We argue that evaluation reforms should be organized around two categories of ‘distinctly human contributions’ that are indispensable to research, but which are inadequately captured by metrics: (1) the epistemic-ethical category, encompassing situated judgment under accountability (e.g. deciding what to trust, justifying that decision, and standing behind it); and (2) the socio-relational category, encompassing sustained forms of valuable human engagement (e.g. mentoring, teaching, community partnership and trust-building).
We suggest practical mechanisms for supporting evaluation reform including modified CRediT (Contributor Role Taxonomy) statements, recognition of a broader array of outputs, and strengthened narrative CVs and third-person testimonies.

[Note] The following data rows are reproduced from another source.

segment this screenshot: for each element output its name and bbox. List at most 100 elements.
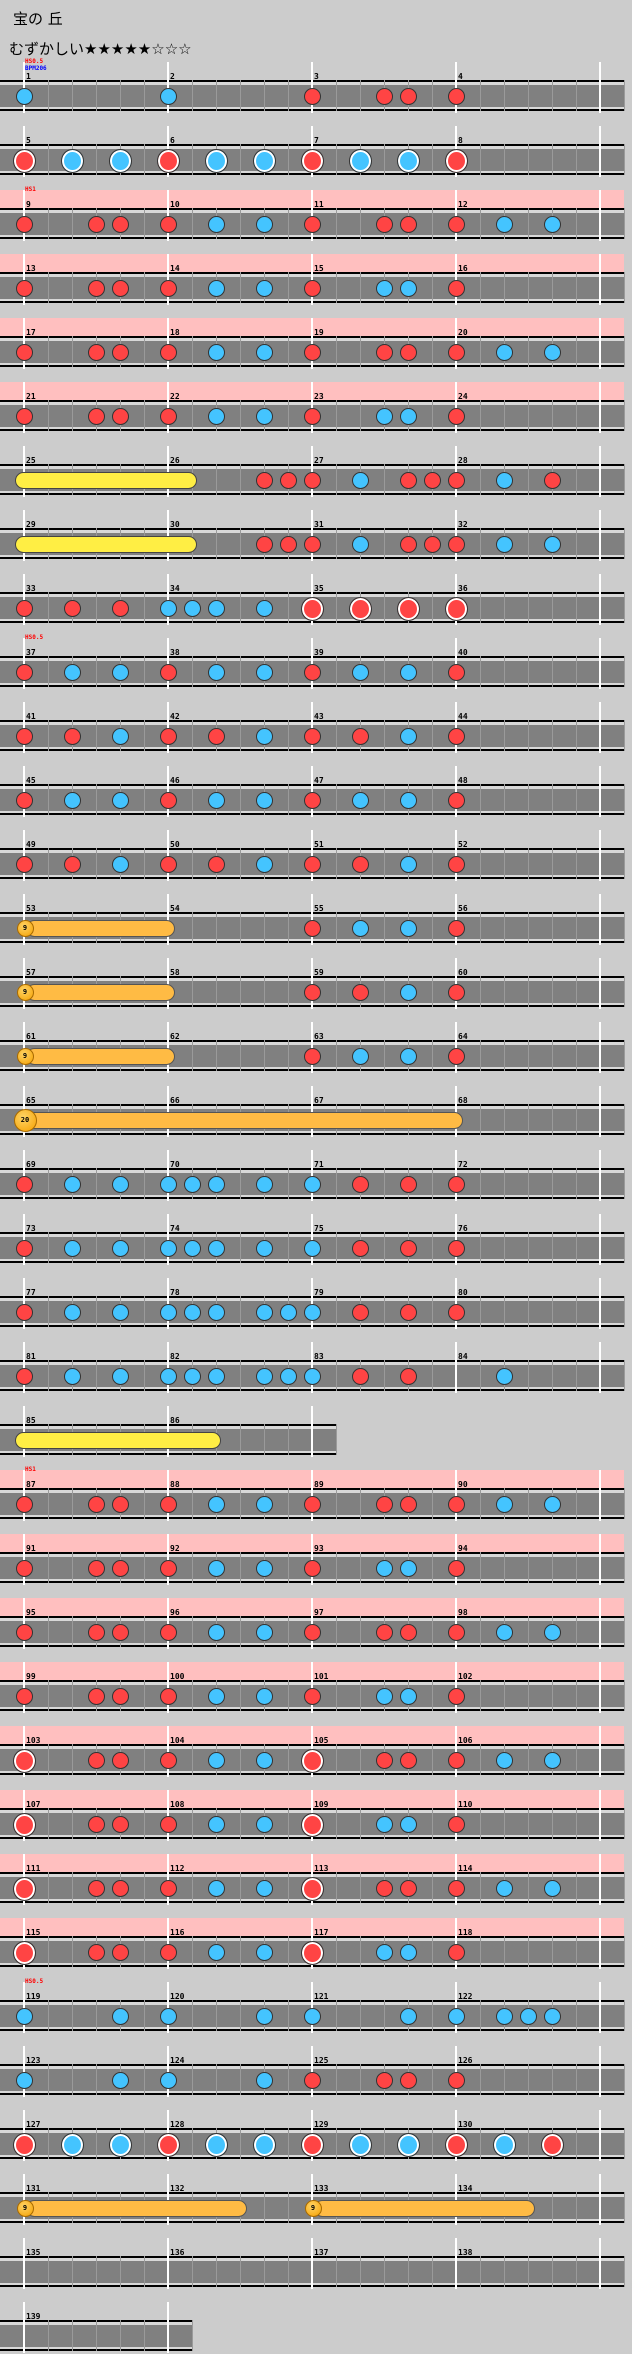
measure-line [455, 1854, 457, 1905]
measure-line [23, 1278, 25, 1329]
measure-number: 34 [170, 584, 180, 593]
beat-gridline [48, 1616, 49, 1647]
beat-gridline [624, 720, 625, 751]
scroll-speed-label: HS0.5 [25, 634, 44, 641]
measure-number: 96 [170, 1608, 180, 1617]
measure-line [23, 446, 25, 497]
measure-line [311, 1598, 313, 1649]
beat-gridline [288, 720, 289, 751]
measure-line [23, 958, 25, 1009]
measure-line [167, 1278, 169, 1329]
ka-note [375, 1560, 393, 1577]
beat-gridline [144, 720, 145, 751]
beat-gridline [624, 2000, 625, 2031]
measure-line [23, 1214, 25, 1265]
don-note [447, 1688, 465, 1705]
measure-number: 14 [170, 264, 180, 273]
measure-line [455, 1278, 457, 1329]
beat-gridline [528, 848, 529, 879]
ka-note [15, 88, 33, 105]
beat-gridline [144, 1872, 145, 1903]
don-note [87, 1816, 105, 1833]
measure-line [311, 766, 313, 817]
beat-gridline [72, 1936, 73, 1967]
don-note [303, 728, 321, 745]
don-note [423, 472, 441, 489]
beat-gridline [624, 1040, 625, 1071]
beat-gridline [552, 720, 553, 751]
beat-gridline [240, 336, 241, 367]
ka-note [375, 1688, 393, 1705]
measure-number: 127 [26, 2120, 41, 2129]
chart-row: 21 22 23 24 [0, 382, 625, 434]
measure-line [23, 830, 25, 881]
beat-gridline [528, 1552, 529, 1583]
beat-gridline [528, 592, 529, 623]
ka-note [15, 2072, 33, 2089]
beat-gridline [72, 208, 73, 239]
measure-number: 57 [26, 968, 36, 977]
measure-line [455, 190, 457, 241]
big-don-note [444, 2133, 468, 2157]
beat-gridline [336, 272, 337, 303]
measure-number: 126 [458, 2056, 473, 2065]
measure-line [599, 1342, 601, 1393]
beat-gridline [624, 656, 625, 687]
ka-note [63, 664, 81, 681]
measure-number: 33 [26, 584, 36, 593]
beat-gridline [480, 1296, 481, 1327]
don-note [399, 2072, 417, 2089]
don-note [303, 1560, 321, 1577]
balloon-bar [26, 1112, 463, 1129]
measure-line [599, 702, 601, 753]
measure-number: 124 [170, 2056, 185, 2065]
ka-note [111, 2008, 129, 2025]
measure-line [167, 894, 169, 945]
measure-number: 132 [170, 2184, 185, 2193]
don-note [15, 408, 33, 425]
measure-line [599, 1598, 601, 1649]
ka-note [255, 728, 273, 745]
don-note [375, 1496, 393, 1513]
beat-gridline [288, 656, 289, 687]
don-note [447, 472, 465, 489]
don-note [111, 1624, 129, 1641]
beat-gridline [48, 2256, 49, 2287]
beat-gridline [432, 1680, 433, 1711]
difficulty-label: むずかしい [9, 40, 85, 58]
measure-line [311, 190, 313, 241]
ka-note [255, 600, 273, 617]
beat-gridline [48, 1744, 49, 1775]
beat-gridline [432, 1296, 433, 1327]
beat-gridline [624, 528, 625, 559]
beat-gridline [144, 592, 145, 623]
ka-note [447, 2008, 465, 2025]
don-note [111, 280, 129, 297]
measure-line [311, 382, 313, 433]
measure-line [599, 1278, 601, 1329]
beat-gridline [336, 1296, 337, 1327]
measure-line [167, 830, 169, 881]
measure-number: 139 [26, 2312, 41, 2321]
beat-gridline [504, 1552, 505, 1583]
measure-number: 102 [458, 1672, 473, 1681]
big-don-note [12, 1749, 36, 1773]
beat-gridline [240, 2256, 241, 2287]
drumroll-bar [15, 472, 197, 489]
chart-row: 135 136 137 138 [0, 2238, 625, 2290]
beat-gridline [240, 848, 241, 879]
beat-gridline [384, 2000, 385, 2031]
ka-note [399, 664, 417, 681]
measure-number: 125 [314, 2056, 329, 2065]
ka-note [255, 2008, 273, 2025]
beat-gridline [480, 80, 481, 111]
beat-gridline [432, 272, 433, 303]
measure-number: 59 [314, 968, 324, 977]
balloon-bar [314, 2200, 535, 2217]
beat-gridline [384, 976, 385, 1007]
beat-gridline [384, 528, 385, 559]
measure-number: 15 [314, 264, 324, 273]
beat-gridline [48, 2128, 49, 2159]
scroll-speed-label: HS1 [25, 1466, 36, 1473]
ka-note [399, 280, 417, 297]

However, we acknowledge that these suggestions, particularly those relying on narrative self-presentation, are themselves vulnerable to GenAI manipulation and are insufficient on their own. If distinctly human contributions to research require judgment and relationships that resist automation, then evaluation cannot be reduced to instruments designed to minimize human evaluative effort.
GenAI, therefore, does not require entirely new systems of evaluation. Rather, it increases the cost of avoiding what good and ethically sound performance evaluation has always required.